In der Serie verfügt Ajoie weiterhin über die besseren Karten. Am Freitag können sie in der Patinoire Voyeboeuf den zweiten Matchball ausspielen. In Pruntrut hat Ajoie seit dem Jahreswechsel erst ein Heimspiel verloren und 16 Mal gewonnen.

Und die Rapperswil-Jona Lakers müssen ihre Aufstiegsträume möglicherweise selbst dann nicht begraben, wenn sie die Ligaqualifikation verpassen. Die National League hat Rapperswil-Jona offiziell kontaktiert und angefragt, ob sie allenfalls bereit wären, bei einem Rückzug der Kloten Flyers in die NLA nachzurücken. Dem Vernehmen nach reagierten sie am Obersee eher skeptisch auf die Anfrage. Man will den Wiederaufstieg sportlich schaffen.

Telegramm:

Rapperswil-Jona Lakers – Ajoie 4:3 (1:2, 0:1, 2:0, 0:1) n.V.

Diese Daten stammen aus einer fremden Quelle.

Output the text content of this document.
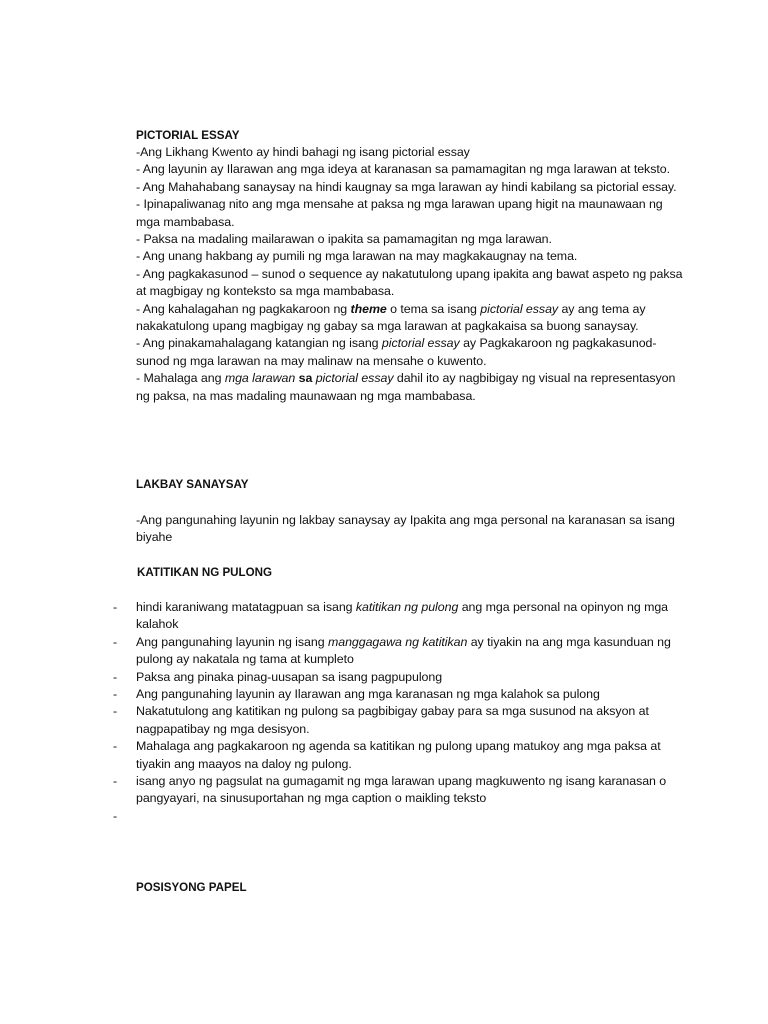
PICTORIAL ESSAY

-Ang Likhang Kwento ay hindi bahagi ng isang pictorial essay

- Ang layunin ay Ilarawan ang mga ideya at karanasan sa pamamagitan ng mga larawan at teksto.

- Ang Mahahabang sanaysay na hindi kaugnay sa mga larawan ay hindi kabilang sa pictorial essay.

- Ipinapaliwanag nito ang mga mensahe at paksa ng mga larawan upang higit na maunawaan ng mga mambabasa.

- Paksa na madaling mailarawan o ipakita sa pamamagitan ng mga larawan.

- Ang unang hakbang ay pumili ng mga larawan na may magkakaugnay na tema.

- Ang pagkakasunod – sunod o sequence ay nakatutulong upang ipakita ang bawat aspeto ng paksa at magbigay ng konteksto sa mga mambabasa.

- Ang kahalagahan ng pagkakaroon ng theme o tema sa isang pictorial essay ay ang tema ay nakakatulong upang magbigay ng gabay sa mga larawan at pagkakaisa sa buong sanaysay.

- Ang pinakamahalagang katangian ng isang pictorial essay ay Pagkakaroon ng pagkakasunod-sunod ng mga larawan na may malinaw na mensahe o kuwento.

- Mahalaga ang mga larawan sa pictorial essay dahil ito ay nagbibigay ng visual na representasyon ng paksa, na mas madaling maunawaan ng mga mambabasa.

LAKBAY SANAYSAY
-Ang pangunahing layunin ng lakbay sanaysay ay Ipakita ang mga personal na karanasan sa isang biyahe
KATITIKAN NG PULONG
- hindi karaniwang matatagpuan sa isang katitikan ng pulong ang mga personal na opinyon ng mga kalahok
- Ang pangunahing layunin ng isang manggagawa ng katitikan ay tiyakin na ang mga kasunduan ng pulong ay nakatala ng tama at kumpleto
- Paksa ang pinaka pinag-uusapan sa isang pagpupulong
- Ang pangunahing layunin ay Ilarawan ang mga karanasan ng mga kalahok sa pulong
- Nakatutulong ang katitikan ng pulong sa pagbibigay gabay para sa mga susunod na aksyon at nagpapatibay ng mga desisyon.
- Mahalaga ang pagkakaroon ng agenda sa katitikan ng pulong upang matukoy ang mga paksa at tiyakin ang maayos na daloy ng pulong.
- isang anyo ng pagsulat na gumagamit ng mga larawan upang magkuwento ng isang karanasan o pangyayari, na sinusuportahan ng mga caption o maikling teksto
-

POSISYONG PAPEL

3672 Zuschauer. – SR Clément/Mandioni, Gnemmi/Pitton. – Tore: 4. Barras (Hazen, Casserini) 0:1. 12. Mäder (Ramon Diem, Büsser) 0:2. 14. McGregor (Schommer) 1:2. 25. Mäder (Girardin, Casserini) 1:3. 57. McGregor (Schlagenhauf, Thöny) 2:3 (ohne Torhüter). 58. Reto Schmutz (Schlagenhauf, Profico) 3:3. 70. (69:19) Andrew Clark (McGregor/Ausschluss Schlagenhauf!) 4:3. – Strafen: 5mal 2 Minuten gegen Rapperswil-Jona Lakers, 4mal 2 Minuten gegen Ajoie. – PostFinance-Topskorer: Kuonen; Devos.

Rapperswil-Jona Lakers: Melvin Nyffeler; Profico, Valentin Lüthi; Geyer, Patrick Blatter; Sataric, Grieder; Marc Zangger, Grossniklaus; Aulin, Andrew Clark, Rizzello; Kuonen, Schlagenhauf, Reto Schmutz; Hügli, McGregor, Schommer; Schaub, Vogel, Thöny.

Ajoie: Descloux; Rouiller, Hauert; Casserini, Simon Barbero; Kevin Ryser, Büsser; Pouilly, Orlando; Hazen, Devos, Barras; Ramon Diem, Kummer, Horansky; Frossard, Victor Barbero, Girardin; Staiger, Mäder, Tuffet.